パスワードで保護された悪意のあるアーカイブファイル

パスワードで保護された悪意のあるアーカイブファイルとは?

悪意のあるコンテンツを検知できなくするために、攻撃者はパスワードで保護されたファイルやアーカイブを使用することがあります。この場合、ファイルの内容を分析するためのセキュリティソリューションがアーカイブ内部を確認することができないため、悪意のあるコンテンツを検知することができません。これらのファイルは、一般的に使用されている正規のファイルフォーマットに悪意のあるペイロードを隠しており、多くの場合、フィッシングメールや共有ドライブを介して配布されます。

パスワードで保護された悪意のあるファイルはどのように機能するのでしょうか?

パスワードで保護された悪意のあるアーカイブファイルは、ユーザーを騙し、従来型の検査エンジンを回避して、マルウェアやランサムウェアをユーザーのエンドポイントに配信するように設計されています。セキュリティの観点からは、すべてのファイルが検査されるべきですが、パスワードで保護されたファイルは検査することができません。本来であれば、そのようなファイルは途中で止めるべきですが、それを厳しく適用すると業務に悪影響を与えてしまいます。そのためほとんどの組織では、パスワードで保護されたファイルもエンドユーザーに配信するようにセキュリティポリシーを設定しており、攻撃者はそのこと知っています。それが、この攻撃のチャンスなのです。

組織に与える影響はどのようなものでしょうか?

正当なビジネス上の理由で使用されているパスワードで保護されたファイルやアーカイブは、デフォルトで阻止すべきではありません。しかし、いくつかの要因により、個人または組織がパスワードで保護された悪意のあるアーカイブファイルの影響を受けやすくなる可能性があります。それには次の場合が含まれます：

• コンテンツが悪意のあるものであるかどうかを判断するために、主にサンドボックス分析に依存している
• 信頼できないソース（Webまたはメール）から直接ファイルを開いている（接続しているWebサイト、または通信相手のメールユーザーを、必ず検証してください）
• セキュリティポリシーが緩く、特定のファイルタイプまたはアーカイブファイルに関して、すべてを許可するように設定されている

パスワードで保護された悪意のあるアーカイブファイルは、これらの手法を組み合わせて配信される可能性があり、その巧妙さは多様であることに注意しなければなりません。

悪意のあるパスワードで保護されたアーカイブファイルによる攻撃の被害者にならないようにするには、どうすれば良いですか?

パスワードで保護されたアーカイブファイルは、正当なビジネス目的でも日常的に使用されています。

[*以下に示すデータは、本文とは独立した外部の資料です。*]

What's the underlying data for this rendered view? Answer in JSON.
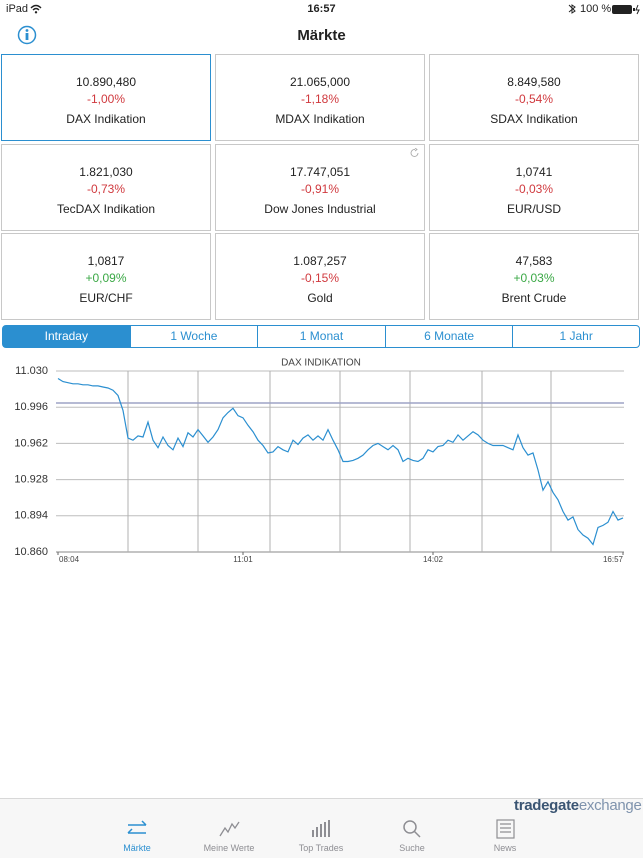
{
  "status_bar": {
    "device": "iPad",
    "time": "16:57",
    "battery": "100 %"
  },
  "nav": {
    "title": "Märkte"
  },
  "tiles": [
    {
      "value": "10.890,480",
      "change": "-1,00%",
      "name": "DAX Indikation"
    },
    {
      "value": "21.065,000",
      "change": "-1,18%",
      "name": "MDAX Indikation"
    },
    {
      "value": "8.849,580",
      "change": "-0,54%",
      "name": "SDAX Indikation"
    },
    {
      "value": "1.821,030",
      "change": "-0,73%",
      "name": "TecDAX Indikation"
    },
    {
      "value": "17.747,051",
      "change": "-0,91%",
      "name": "Dow Jones Industrial"
    },
    {
      "value": "1,0741",
      "change": "-0,03%",
      "name": "EUR/USD"
    },
    {
      "value": "1,0817",
      "change": "+0,09%",
      "name": "EUR/CHF"
    },
    {
      "value": "1.087,257",
      "change": "-0,15%",
      "name": "Gold"
    },
    {
      "value": "47,583",
      "change": "+0,03%",
      "name": "Brent Crude"
    }
  ],
  "periods": [
    "Intraday",
    "1 Woche",
    "1 Monat",
    "6 Monate",
    "1 Jahr"
  ],
  "chart_data": {
    "type": "line",
    "title": "DAX INDIKATION",
    "color": "#2b8fd0",
    "categories": [
      "08:04",
      null,
      null,
      null,
      null,
      null,
      null,
      null,
      null,
      null,
      null,
      null,
      null,
      null,
      null,
      null,
      null,
      null,
      null,
      null,
      null,
      null,
      null,
      null,
      null,
      null,
      null,
      null,
      null,
      null,
      null,
      null,
      null,
      null,
      null,
      null,
      null,
      "11:01",
      null,
      null,
      null,
      null,
      null,
      null,
      null,
      null,
      null,
      null,
      null,
      null,
      null,
      null,
      null,
      null,
      null,
      null,
      null,
      null,
      null,
      null,
      null,
      null,
      null,
      null,
      null,
      null,
      null,
      null,
      null,
      null,
      null,
      null,
      null,
      null,
      null,
      "14:02",
      null,
      null,
      null,
      null,
      null,
      null,
      null,
      null,
      null,
      null,
      null,
      null,
      null,
      null,
      null,
      null,
      null,
      null,
      null,
      null,
      null,
      null,
      null,
      null,
      null,
      null,
      null,
      null,
      null,
      null,
      null,
      null,
      null,
      null,
      null,
      null,
      null,
      "16:57"
    ],
    "values": [
      11023,
      11020,
      11019,
      11018,
      11018,
      11017,
      11017,
      11016,
      11016,
      11015,
      11014,
      11012,
      11007,
      10993,
      10967,
      10965,
      10969,
      10968,
      10982,
      10965,
      10958,
      10968,
      10960,
      10956,
      10967,
      10959,
      10972,
      10968,
      10975,
      10969,
      10963,
      10968,
      10975,
      10986,
      10991,
      10995,
      10988,
      10986,
      10979,
      10973,
      10965,
      10960,
      10953,
      10954,
      10959,
      10956,
      10954,
      10965,
      10961,
      10967,
      10970,
      10965,
      10969,
      10965,
      10975,
      10965,
      10956,
      10945,
      10945,
      10946,
      10948,
      10951,
      10956,
      10960,
      10962,
      10959,
      10956,
      10960,
      10956,
      10945,
      10948,
      10946,
      10945,
      10948,
      10956,
      10954,
      10959,
      10960,
      10965,
      10963,
      10970,
      10965,
      10969,
      10973,
      10970,
      10965,
      10962,
      10960,
      10960,
      10960,
      10958,
      10956,
      10970,
      10958,
      10951,
      10953,
      10937,
      10918,
      10926,
      10916,
      10909,
      10898,
      10890,
      10893,
      10881,
      10876,
      10873,
      10867,
      10883,
      10885,
      10888,
      10898,
      10890,
      10892
    ],
    "reference_line": 11000,
    "ylim": [
      10860,
      11030
    ],
    "yticks": [
      {
        "value": 10860,
        "label": "10.860"
      },
      {
        "value": 10894,
        "label": "10.894"
      },
      {
        "value": 10928,
        "label": "10.928"
      },
      {
        "value": 10962,
        "label": "10.962"
      },
      {
        "value": 10996,
        "label": "10.996"
      },
      {
        "value": 11030,
        "label": "11.030"
      }
    ],
    "grid": true
  },
  "tabs": [
    "Märkte",
    "Meine Werte",
    "Top Trades",
    "Suche",
    "News"
  ],
  "logo": {
    "brand": "tradegate",
    "suffix": "exchange"
  }
}
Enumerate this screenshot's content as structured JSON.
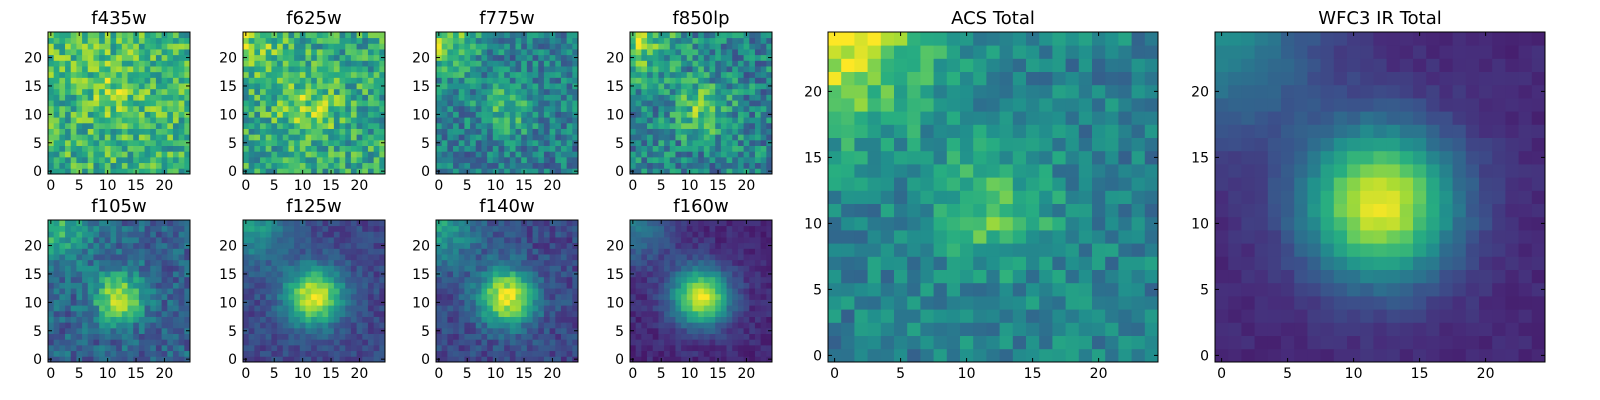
{
  "chart_data": [
    {
      "type": "heatmap",
      "title": "f435w",
      "xticks": [
        "0",
        "5",
        "10",
        "15",
        "20"
      ],
      "yticks": [
        "0",
        "5",
        "10",
        "15",
        "20"
      ],
      "xlim": [
        -0.5,
        24.5
      ],
      "ylim": [
        -0.5,
        24.5
      ],
      "grid_size": 25,
      "colormap": "viridis",
      "pattern": {
        "base": 0.65,
        "noise": 0.22,
        "blob_amp": 0.15,
        "blob_x": 12,
        "blob_y": 15,
        "blob_sigma": 4,
        "corner_amp": 0.05,
        "seed": 11
      }
    },
    {
      "type": "heatmap",
      "title": "f625w",
      "xticks": [
        "0",
        "5",
        "10",
        "15",
        "20"
      ],
      "yticks": [
        "0",
        "5",
        "10",
        "15",
        "20"
      ],
      "xlim": [
        -0.5,
        24.5
      ],
      "ylim": [
        -0.5,
        24.5
      ],
      "grid_size": 25,
      "colormap": "viridis",
      "pattern": {
        "base": 0.6,
        "noise": 0.22,
        "blob_amp": 0.2,
        "blob_x": 11,
        "blob_y": 11,
        "blob_sigma": 4,
        "corner_amp": 0.2,
        "seed": 22
      }
    },
    {
      "type": "heatmap",
      "title": "f775w",
      "xticks": [
        "0",
        "5",
        "10",
        "15",
        "20"
      ],
      "yticks": [
        "0",
        "5",
        "10",
        "15",
        "20"
      ],
      "xlim": [
        -0.5,
        24.5
      ],
      "ylim": [
        -0.5,
        24.5
      ],
      "grid_size": 25,
      "colormap": "viridis",
      "pattern": {
        "base": 0.42,
        "noise": 0.2,
        "blob_amp": 0.25,
        "blob_x": 12,
        "blob_y": 11,
        "blob_sigma": 3.5,
        "corner_amp": 0.4,
        "seed": 33
      }
    },
    {
      "type": "heatmap",
      "title": "f850lp",
      "xticks": [
        "0",
        "5",
        "10",
        "15",
        "20"
      ],
      "yticks": [
        "0",
        "5",
        "10",
        "15",
        "20"
      ],
      "xlim": [
        -0.5,
        24.5
      ],
      "ylim": [
        -0.5,
        24.5
      ],
      "grid_size": 25,
      "colormap": "viridis",
      "pattern": {
        "base": 0.45,
        "noise": 0.22,
        "blob_amp": 0.3,
        "blob_x": 12,
        "blob_y": 11,
        "blob_sigma": 3.5,
        "corner_amp": 0.4,
        "seed": 44
      }
    },
    {
      "type": "heatmap",
      "title": "f105w",
      "xticks": [
        "0",
        "5",
        "10",
        "15",
        "20"
      ],
      "yticks": [
        "0",
        "5",
        "10",
        "15",
        "20"
      ],
      "xlim": [
        -0.5,
        24.5
      ],
      "ylim": [
        -0.5,
        24.5
      ],
      "grid_size": 25,
      "colormap": "viridis",
      "pattern": {
        "base": 0.32,
        "noise": 0.14,
        "blob_amp": 0.6,
        "blob_x": 12,
        "blob_y": 11,
        "blob_sigma": 3,
        "corner_amp": 0.35,
        "seed": 55
      }
    },
    {
      "type": "heatmap",
      "title": "f125w",
      "xticks": [
        "0",
        "5",
        "10",
        "15",
        "20"
      ],
      "yticks": [
        "0",
        "5",
        "10",
        "15",
        "20"
      ],
      "xlim": [
        -0.5,
        24.5
      ],
      "ylim": [
        -0.5,
        24.5
      ],
      "grid_size": 25,
      "colormap": "viridis",
      "pattern": {
        "base": 0.22,
        "noise": 0.08,
        "blob_amp": 0.75,
        "blob_x": 12,
        "blob_y": 11,
        "blob_sigma": 3.5,
        "corner_amp": 0.35,
        "seed": 66
      }
    },
    {
      "type": "heatmap",
      "title": "f140w",
      "xticks": [
        "0",
        "5",
        "10",
        "15",
        "20"
      ],
      "yticks": [
        "0",
        "5",
        "10",
        "15",
        "20"
      ],
      "xlim": [
        -0.5,
        24.5
      ],
      "ylim": [
        -0.5,
        24.5
      ],
      "grid_size": 25,
      "colormap": "viridis",
      "pattern": {
        "base": 0.22,
        "noise": 0.1,
        "blob_amp": 0.75,
        "blob_x": 12,
        "blob_y": 11,
        "blob_sigma": 3.5,
        "corner_amp": 0.35,
        "seed": 77
      }
    },
    {
      "type": "heatmap",
      "title": "f160w",
      "xticks": [
        "0",
        "5",
        "10",
        "15",
        "20"
      ],
      "yticks": [
        "0",
        "5",
        "10",
        "15",
        "20"
      ],
      "xlim": [
        -0.5,
        24.5
      ],
      "ylim": [
        -0.5,
        24.5
      ],
      "grid_size": 25,
      "colormap": "viridis",
      "pattern": {
        "base": 0.12,
        "noise": 0.06,
        "blob_amp": 0.85,
        "blob_x": 12,
        "blob_y": 11,
        "blob_sigma": 3.5,
        "corner_amp": 0.3,
        "seed": 88
      }
    },
    {
      "type": "heatmap",
      "title": "ACS Total",
      "xticks": [
        "0",
        "5",
        "10",
        "15",
        "20"
      ],
      "yticks": [
        "0",
        "5",
        "10",
        "15",
        "20"
      ],
      "xlim": [
        -0.5,
        24.5
      ],
      "ylim": [
        -0.5,
        24.5
      ],
      "grid_size": 25,
      "colormap": "viridis",
      "pattern": {
        "base": 0.45,
        "noise": 0.14,
        "blob_amp": 0.3,
        "blob_x": 12,
        "blob_y": 11,
        "blob_sigma": 3,
        "corner_amp": 0.5,
        "seed": 99
      }
    },
    {
      "type": "heatmap",
      "title": "WFC3 IR Total",
      "xticks": [
        "0",
        "5",
        "10",
        "15",
        "20"
      ],
      "yticks": [
        "0",
        "5",
        "10",
        "15",
        "20"
      ],
      "xlim": [
        -0.5,
        24.5
      ],
      "ylim": [
        -0.5,
        24.5
      ],
      "grid_size": 25,
      "colormap": "viridis",
      "pattern": {
        "base": 0.12,
        "noise": 0.03,
        "blob_amp": 0.85,
        "blob_x": 12,
        "blob_y": 11.5,
        "blob_sigma": 4,
        "corner_amp": 0.35,
        "seed": 123
      }
    }
  ]
}
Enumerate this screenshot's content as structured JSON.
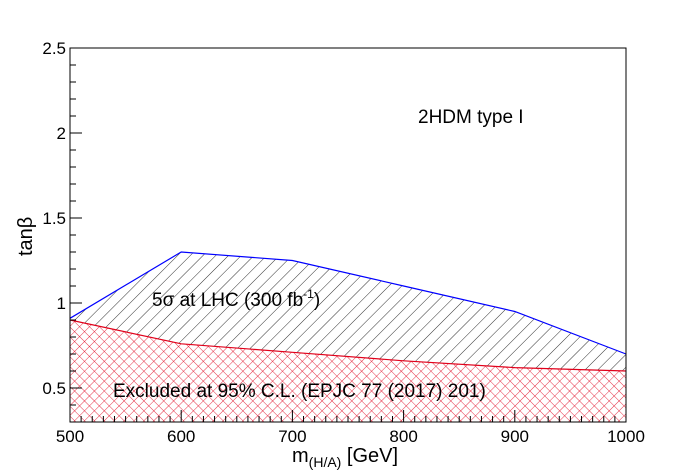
{
  "chart_data": {
    "type": "area",
    "xlabel_main": "m",
    "xlabel_sub": "(H/A)",
    "xlabel_unit": " [GeV]",
    "ylabel_main": "tan",
    "ylabel_greek": "β",
    "xlim": [
      500,
      1000
    ],
    "ylim": [
      0.3,
      2.5
    ],
    "xticks": [
      500,
      600,
      700,
      800,
      900,
      1000
    ],
    "xtick_labels": [
      "500",
      "600",
      "700",
      "800",
      "900",
      "1000"
    ],
    "yticks": [
      0.5,
      1,
      1.5,
      2,
      2.5
    ],
    "ytick_labels": [
      "0.5",
      "1",
      "1.5",
      "2",
      "2.5"
    ],
    "grid": false,
    "series": [
      {
        "label_main": "5σ at LHC (300 fb",
        "label_sup": "-1",
        "label_close": ")",
        "color": "#0000ff",
        "hatch": "diagonal",
        "x": [
          500,
          600,
          700,
          800,
          900,
          1000
        ],
        "y": [
          0.91,
          1.3,
          1.25,
          1.1,
          0.95,
          0.7
        ]
      },
      {
        "label": "Excluded at 95% C.L. (EPJC 77 (2017) 201)",
        "color": "#e0001a",
        "hatch": "cross",
        "x": [
          500,
          600,
          700,
          800,
          900,
          1000
        ],
        "y": [
          0.9,
          0.76,
          0.71,
          0.66,
          0.62,
          0.6
        ]
      }
    ],
    "annotation": "2HDM type I"
  }
}
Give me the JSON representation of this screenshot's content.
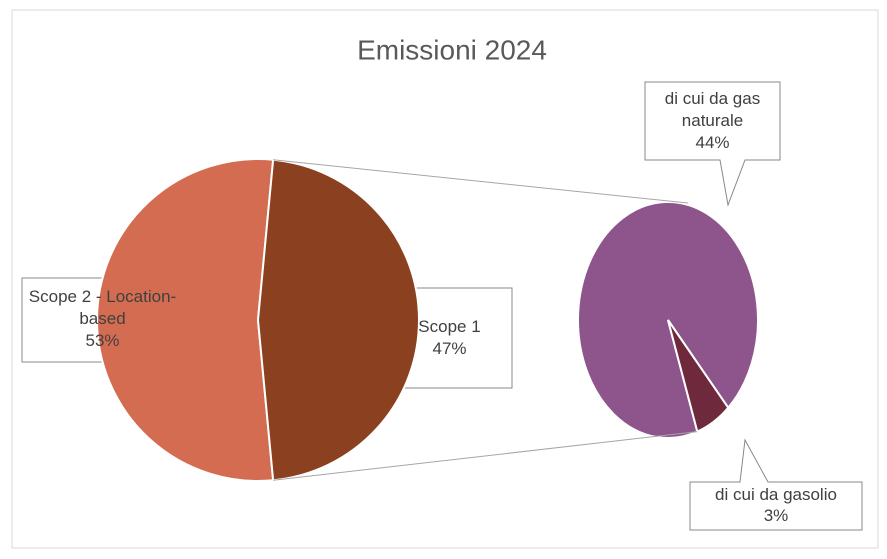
{
  "chart_data": {
    "type": "pie-of-pie",
    "title": "Emissioni 2024",
    "categories": [
      "Scope 2 - Location-based",
      "Scope 1"
    ],
    "values": [
      53,
      47
    ],
    "value_labels": [
      "53%",
      "47%"
    ],
    "colors": [
      "#d46c52",
      "#8b4020"
    ],
    "secondary": {
      "categories": [
        "di cui da gas naturale",
        "di cui da gasolio"
      ],
      "values": [
        44,
        3
      ],
      "value_labels": [
        "44%",
        "3%"
      ],
      "colors": [
        "#8e548c",
        "#6e2a3c"
      ]
    }
  }
}
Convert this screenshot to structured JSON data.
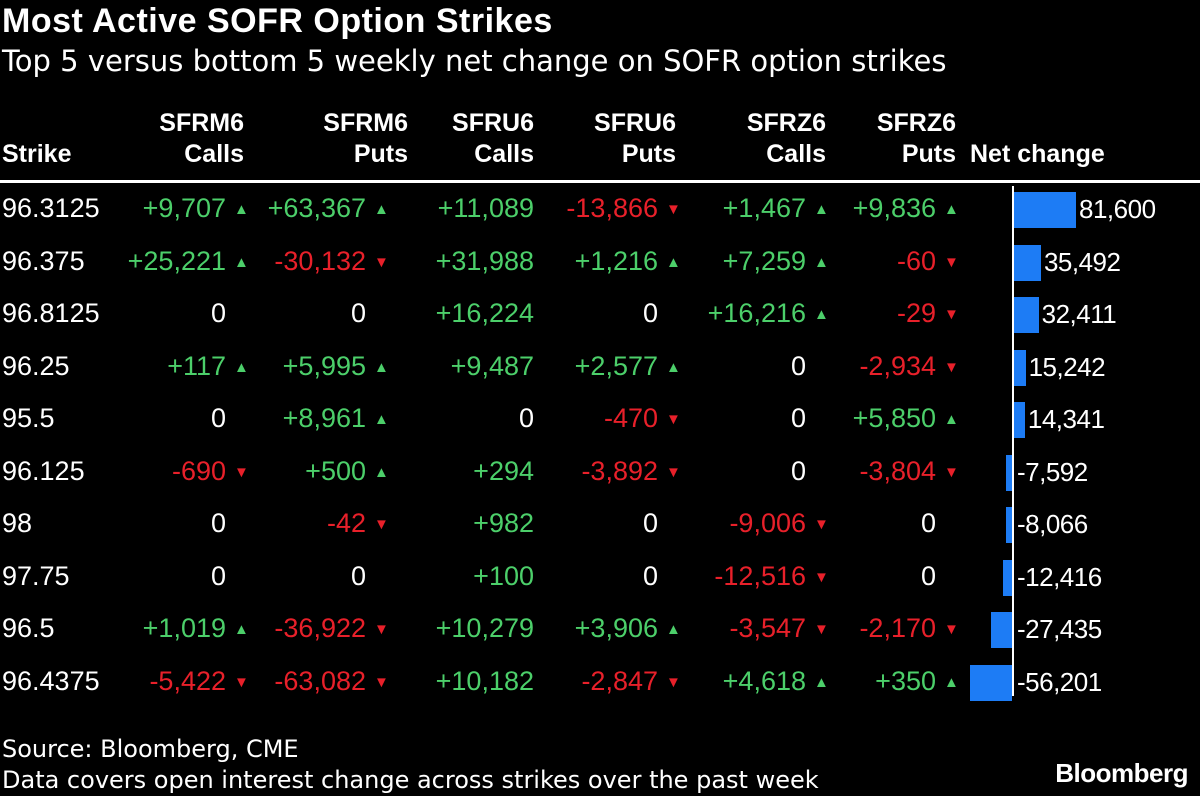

そのような状況で、パスワードで保護された悪意のあるアーカイブファイルの被害に遭うリスクを軽減するためには、ユーザーに信頼できるソースからのファイルのみを開くよう徹底し、パスワードで保護されたアーカイブファイルを開くように要求するメールやメッセージには注意させることが重要です。ファイルを要求した覚えがない場合、またはメッセージが疑わしい場合は、特に注意する必要があります。しかし、このようにベストプラクティスに頼ることの問題は、悪意のある添付ファイルを誤って開かないようにするために、ユーザーの誠意に依存することです。組織は、この種の攻撃からの保護を自動的に行えるよう、クラウドベースのブラウザーセキュリティソリューションの導入を検討する必要があります。このようなブラウザーセキュリティソリューションは、ユーザーのエンドポイントデバイスではなく、クラウド内の仮想ブラウザーでユーザーのWebブラウジングセッションを実行し、パスワードを使ってアーカイブのロックを解除します。そしてコンテンツがエンドポイントにダウンロードされる前に脅威をスキャンするため、脅威を確実に防止できます。

ブラウザー内のアクティビティをきめ細かく可視化して制御できるため、組織は攻撃対象を大幅に縮小し、パスワードで保護されたアーカイブファイルを表示する際に、悪意のあるコンテンツや高度に回避的な脅威からユーザーとそのエンドポイントを完全に保護することができます。